Wednesday, April 25, 2012

It is what it is...

It's been a little bit nutty around here, and honestly it's only going to get worse before it gets better.  My grandmother "Grammy H" isn't good.  She hasn't been for a while now, but it just seems to getting worse.  It's a long story, but the short version is that she's 80, she's stubborn, she's incredibly weak & can barely walk, she can hardly talk, she eats next to nothing, and her cognitive abilities are failing her.  She hasn't been diagnosed with anything, and there aren't any real answers as to why any of this is happening...it just is.  Last week, we were told she is likely a candidate for hospice care if the new medications didn't show any improvement.  So far, she's eating a little bit better, but nothing else has changed.  I haven't seen her since Easter, but it's so hard to "see" her like this.  I still remember that fiery lady telling us to get out of her kitchen at Christmas or giving me hell for dying my hair red.  She's my only remaining grandparent, and this whole situation just makes me sad.  Any spare prayers, would be greatly appreciated! 

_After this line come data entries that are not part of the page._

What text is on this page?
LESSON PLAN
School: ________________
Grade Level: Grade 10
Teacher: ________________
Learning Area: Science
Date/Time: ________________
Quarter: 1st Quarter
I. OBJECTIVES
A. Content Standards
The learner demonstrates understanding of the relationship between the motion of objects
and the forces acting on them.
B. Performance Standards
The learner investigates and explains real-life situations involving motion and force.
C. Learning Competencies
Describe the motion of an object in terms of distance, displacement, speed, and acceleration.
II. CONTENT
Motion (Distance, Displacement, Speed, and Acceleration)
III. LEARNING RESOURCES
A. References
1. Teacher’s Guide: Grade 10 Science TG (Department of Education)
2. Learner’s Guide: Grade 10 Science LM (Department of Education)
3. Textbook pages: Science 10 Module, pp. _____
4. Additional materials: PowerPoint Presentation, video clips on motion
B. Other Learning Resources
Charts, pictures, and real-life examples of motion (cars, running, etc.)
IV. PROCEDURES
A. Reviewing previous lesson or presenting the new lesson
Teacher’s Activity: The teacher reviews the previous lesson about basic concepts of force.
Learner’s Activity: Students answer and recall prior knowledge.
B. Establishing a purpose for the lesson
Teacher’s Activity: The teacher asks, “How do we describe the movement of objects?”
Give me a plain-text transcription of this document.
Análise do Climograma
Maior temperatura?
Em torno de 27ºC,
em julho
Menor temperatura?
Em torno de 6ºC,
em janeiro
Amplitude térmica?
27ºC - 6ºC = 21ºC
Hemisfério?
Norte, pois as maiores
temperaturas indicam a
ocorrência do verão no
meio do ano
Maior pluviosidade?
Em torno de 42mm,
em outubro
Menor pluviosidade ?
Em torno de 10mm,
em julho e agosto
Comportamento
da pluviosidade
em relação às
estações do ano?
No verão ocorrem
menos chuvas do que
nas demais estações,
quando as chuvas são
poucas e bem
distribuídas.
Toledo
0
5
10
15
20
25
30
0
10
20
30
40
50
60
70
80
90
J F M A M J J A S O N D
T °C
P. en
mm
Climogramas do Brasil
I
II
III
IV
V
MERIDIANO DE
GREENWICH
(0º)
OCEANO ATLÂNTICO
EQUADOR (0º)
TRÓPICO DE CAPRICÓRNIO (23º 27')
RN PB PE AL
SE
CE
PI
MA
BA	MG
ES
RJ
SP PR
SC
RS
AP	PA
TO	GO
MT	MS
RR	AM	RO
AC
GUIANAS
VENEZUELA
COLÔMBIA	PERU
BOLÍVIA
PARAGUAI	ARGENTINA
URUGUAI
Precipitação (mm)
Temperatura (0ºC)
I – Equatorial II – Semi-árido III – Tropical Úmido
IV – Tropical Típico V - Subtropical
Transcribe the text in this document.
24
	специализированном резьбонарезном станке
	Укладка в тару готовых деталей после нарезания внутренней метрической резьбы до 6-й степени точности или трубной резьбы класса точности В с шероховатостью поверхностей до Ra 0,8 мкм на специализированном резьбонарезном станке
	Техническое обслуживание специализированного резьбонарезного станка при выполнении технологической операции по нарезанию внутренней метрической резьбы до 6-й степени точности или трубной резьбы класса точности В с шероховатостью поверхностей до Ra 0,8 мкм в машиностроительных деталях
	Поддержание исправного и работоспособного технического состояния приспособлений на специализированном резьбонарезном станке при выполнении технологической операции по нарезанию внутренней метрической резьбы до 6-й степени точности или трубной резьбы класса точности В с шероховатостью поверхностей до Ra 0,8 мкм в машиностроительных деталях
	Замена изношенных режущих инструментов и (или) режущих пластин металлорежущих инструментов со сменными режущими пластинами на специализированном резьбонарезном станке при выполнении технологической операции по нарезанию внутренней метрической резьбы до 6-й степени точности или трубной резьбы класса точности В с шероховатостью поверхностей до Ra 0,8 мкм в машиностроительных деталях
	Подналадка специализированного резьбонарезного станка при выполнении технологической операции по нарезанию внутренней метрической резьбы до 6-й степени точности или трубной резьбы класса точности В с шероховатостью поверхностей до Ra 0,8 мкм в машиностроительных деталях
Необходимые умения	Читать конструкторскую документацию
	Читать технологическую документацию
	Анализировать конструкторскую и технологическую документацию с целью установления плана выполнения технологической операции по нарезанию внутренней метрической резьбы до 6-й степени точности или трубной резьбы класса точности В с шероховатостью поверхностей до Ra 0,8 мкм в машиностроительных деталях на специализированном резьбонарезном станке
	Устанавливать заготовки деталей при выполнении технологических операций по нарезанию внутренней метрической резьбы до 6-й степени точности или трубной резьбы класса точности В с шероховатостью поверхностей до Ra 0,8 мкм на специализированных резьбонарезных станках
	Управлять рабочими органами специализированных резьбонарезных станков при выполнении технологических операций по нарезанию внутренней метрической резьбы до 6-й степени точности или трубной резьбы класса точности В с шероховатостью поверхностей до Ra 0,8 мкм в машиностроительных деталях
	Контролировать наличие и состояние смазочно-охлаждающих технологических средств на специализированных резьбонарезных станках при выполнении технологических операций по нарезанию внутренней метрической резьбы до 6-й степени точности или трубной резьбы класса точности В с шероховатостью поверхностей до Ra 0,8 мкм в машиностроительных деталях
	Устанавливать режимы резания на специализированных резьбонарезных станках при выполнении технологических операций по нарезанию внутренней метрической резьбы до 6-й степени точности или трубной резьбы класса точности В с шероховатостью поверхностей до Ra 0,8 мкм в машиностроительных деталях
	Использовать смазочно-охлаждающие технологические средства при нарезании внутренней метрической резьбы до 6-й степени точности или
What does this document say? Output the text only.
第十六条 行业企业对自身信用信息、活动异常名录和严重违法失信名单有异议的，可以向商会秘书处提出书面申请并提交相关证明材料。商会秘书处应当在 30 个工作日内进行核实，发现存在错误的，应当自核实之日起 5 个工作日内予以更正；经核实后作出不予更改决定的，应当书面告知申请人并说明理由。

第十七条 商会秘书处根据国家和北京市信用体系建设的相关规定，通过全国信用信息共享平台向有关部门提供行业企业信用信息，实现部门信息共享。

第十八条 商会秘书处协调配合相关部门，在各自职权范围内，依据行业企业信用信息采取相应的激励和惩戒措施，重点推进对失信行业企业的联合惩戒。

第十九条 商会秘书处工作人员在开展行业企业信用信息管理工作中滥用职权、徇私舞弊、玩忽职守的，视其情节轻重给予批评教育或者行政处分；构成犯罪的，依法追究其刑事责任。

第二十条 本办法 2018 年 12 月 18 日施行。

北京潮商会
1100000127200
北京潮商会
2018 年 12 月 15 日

We have also learned in the last week that my sister and her family (Nick & Chase) will be relocating to Storm Lake, Iowa, so that Nick can take a new job.  This is a great opportunity for Nick, but we are all sad to see them go.  This move will double the distance between us...boo!  They don't want to move, nobody wants them to leave, but it's what they need to do.  It is what it is...  The good news is that there are some potential teaching job openings for Jess, and Chase isn't old enough to realize too much what is going on around him.  I'm just going to have to get a lot better at "Skyping"!    Say a little prayer that they get their house sold quickly and Jess gets one of those open jobs, and are able to make a good fresh start over there! 

We have a lot of activities/outings/events coming in the next few months.  ALL of it will be fun, but the timing is slightly overwhelming for a Type-A person like me!  We will be coming & going a lot.  Poor Delaney will be shuffled between home, daycare, & grandparents.  I'm worrying a lot about all of it with regards to her sleeping, potty training, behavior, etc.  I'm preparing for the worst & hoping for the best.  Everyone says "kids adapt", so I'm hoping they are right!  We also were surprised with a trip to Vancouver in June through my work!  It was an incentive trip for our office and the boys had other trips planned at the same time, so it was offered to me!  Aside from some new clothes (which we honestly needed anyway), it's expense free for us!  Talk about luck...we couldn't have dreamed about a trip like this at this point in our lives, so we are beyond excited & grateful!  Aside from one meeting, it's a vacation full of fun activities (think deep sea Salmon Fishing (for Craig) and Sea Safaris) and fancy dinners.  Of course, if you know me at all you know I'm freaking out about leaving Delaney behind for 5 nights, the plane crashing, and all things of that nature.  That coupled with all the other stress in life right now is starting to catch up with me a bit. 

I'm typically not one to have trouble sleeping at night, but lately that has been awful!   I've never been one to handle stress well, but thankfully so far this hasn't triggered any migraine headaches (knock on wood!)  I'd take sleep deprivation over migraines any day of the week!  My mind gets the best of me in the wee hours, and I have a lot of trouble shutting it off.  My doctor gave me some "help" last week, so I'm starting to get caught up--although last night sucked!  I'm also trying to make a bigger effort to get to the gym, as that's supposed to help with stress too (not to mention, I'm still struggling to lose some of this weight, so something's gotta give!).  I am trying to get in the habit of going first thing in the morning at 6 a.m., so I can be home before Craig needs to leave.  It was getting harder and harder to go over lunch between conference calls & meetings.  This is also my only "kid-free" time to run errands, so it was hard to give that up.  I also have a lot of excuses of why not to go to the gym by 8 p.m. when Delaney goes to bed, so I'm hoping the mornings will work out.  Let's just hope I don't turn into a raging zombie!   

We have a lot on our plates, but we are hanging in!